Humanos deviam estar em segurança ali, dentro das muralhas do rei­no — eram cidadãos, mesmo que inferiores, mais fracos que os Nascidos da Noite em todos os sentidos. Mas a segunda verdade não raro tornava a primeira irrelevante. 

O homem era um Hiaj, as asas encolhidas bem perto das costas. Aparen­temente, não era um grande usuário de magia, porque não as escondera para facilitar a caçada. Ou talvez só gostasse do efeito que a visão delas exercia sobre a presa. Alguns eram exibidos assim. Gostavam de ser temidos. 

Do telhado, vi o homem rondar sua caça — um garotinho de uns dez anos, talvez, embora pequeno devido à evidente má nutrição. Estava no quintal cercado de uma casa de pau a pique, chutando uma bola pela terra batida, totalmente alheio à morte que o espreitava. 

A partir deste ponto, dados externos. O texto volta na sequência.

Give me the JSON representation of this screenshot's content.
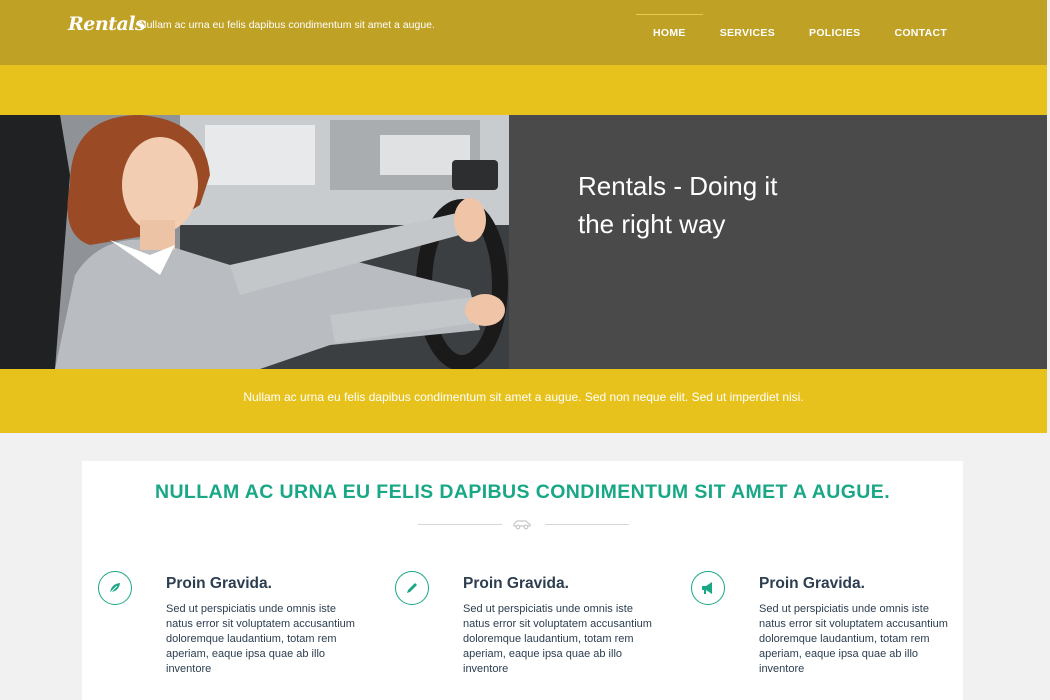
{
  "header": {
    "logo": "Rentals",
    "tagline": "Nullam ac urna eu felis dapibus condimentum sit amet a augue.",
    "nav": [
      {
        "label": "HOME",
        "active": true
      },
      {
        "label": "SERVICES"
      },
      {
        "label": "POLICIES"
      },
      {
        "label": "CONTACT"
      }
    ]
  },
  "hero": {
    "title": "Rentals - Doing it the right way",
    "image_icon": "woman-driving-car-photo"
  },
  "strip": {
    "text": "Nullam ac urna eu felis dapibus condimentum sit amet a augue. Sed non neque elit. Sed ut imperdiet nisi."
  },
  "section": {
    "heading": "NULLAM AC URNA EU FELIS DAPIBUS CONDIMENTUM SIT AMET A AUGUE.",
    "divider_icon": "car-icon"
  },
  "features": [
    {
      "icon": "leaf-icon",
      "title": "Proin Gravida.",
      "text": "Sed ut perspiciatis unde omnis iste natus error sit voluptatem accusantium doloremque laudantium, totam rem aperiam, eaque ipsa quae ab illo inventore"
    },
    {
      "icon": "pencil-icon",
      "title": "Proin Gravida.",
      "text": "Sed ut perspiciatis unde omnis iste natus error sit voluptatem accusantium doloremque laudantium, totam rem aperiam, eaque ipsa quae ab illo inventore"
    },
    {
      "icon": "megaphone-icon",
      "title": "Proin Gravida.",
      "text": "Sed ut perspiciatis unde omnis iste natus error sit voluptatem accusantium doloremque laudantium, totam rem aperiam, eaque ipsa quae ab illo inventore"
    }
  ],
  "colors": {
    "header": "#bfa126",
    "yellow": "#e8c21c",
    "dark_panel": "#4a4a4a",
    "accent_green": "#19a786",
    "text_dark": "#2c3e50"
  }
}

Era muito, muito idiota da parte do menino estar sozinho no quintal àquela hora da noite. Mas, enfim, eu sabia melhor do que ninguém como era cansativo crescer com a constante sensação de perigo iminente. Talvez a família tivesse mantido a criança dentro de casa após o pôr do sol, todos os dias, pelos últimos dez anos. Um único lapso já seria suficiente, uma mãe distraída que esquecia de chamar o filho para dentro, um menino emburrado enrolando para entrar e jantar. Uma única noite em uma vida inteira.

Acontecia com muita frequência.

Mas não aconteceria naquela noite.

Quando o vampiro se moveu, eu me movi também.

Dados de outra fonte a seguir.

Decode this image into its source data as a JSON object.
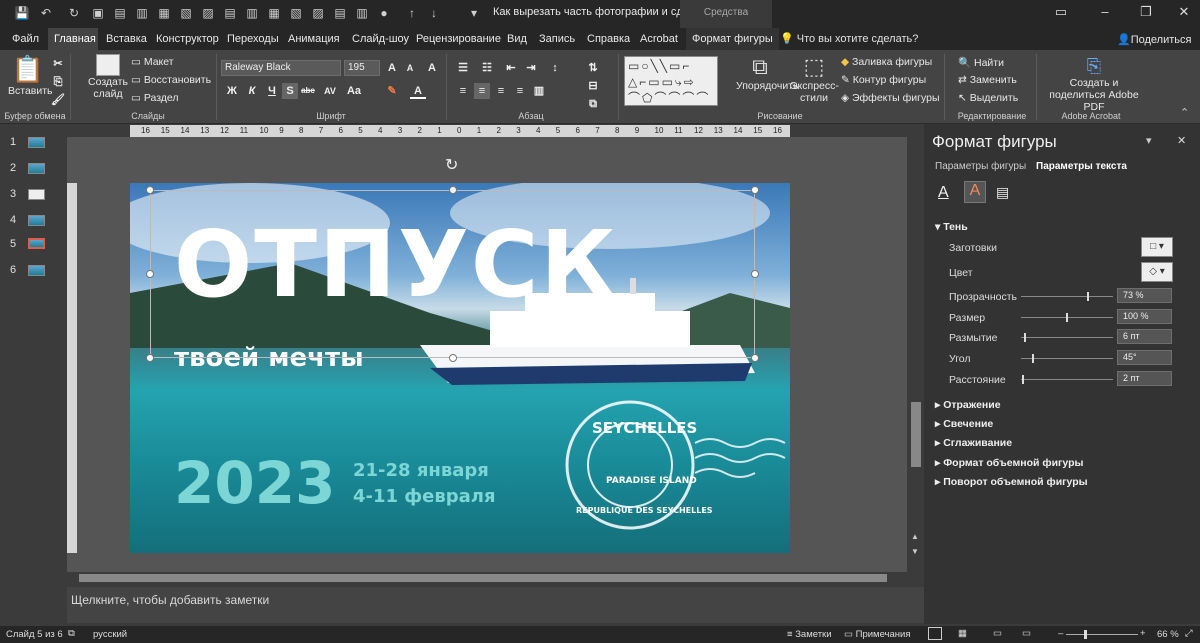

Desci do telhado e aterrissei nos paralelepípedos. Apesar de ter sido silenciosa, a audição dos vampiros era impecável. O homem se virou, identi­ficando minha presença com olhos gélidos e lábios curvos revelando o brilho de marfim afiado.

Será que ele tinha me reconhecido? Às vezes acontecia. Mas nem dei chance ao sujeito.

Já era quase rotina àquela altura. Um sistema que eu aperfeiçoara ao longo de centenas de noites idênticas àquela.

As asas primeiro. Dois cortes, um em cada — o suficiente para impedir o vampiro de voar. Era fácil no caso dos Hiaj, cuja pele membranosa das asas era delicada feito papel. Às vezes eu pegava vampiros Rishan, e as coi­sas ficavam um pouco mais complicadas — era mais difícil perfurar as asas emplumadas. De uma forma ou de outra, eu havia refinado a técnica. Aquele passo era importante, e era por isso que vinha primeiro. Precisava manter os vampiros no chão comigo. Uma vez cometi o erro de pular essa etapa e quase não sobrevivi para contar a história.

Não havia como eu ser mais forte do que eles, então tinha de ser mais precisa. Sem tempo para erros.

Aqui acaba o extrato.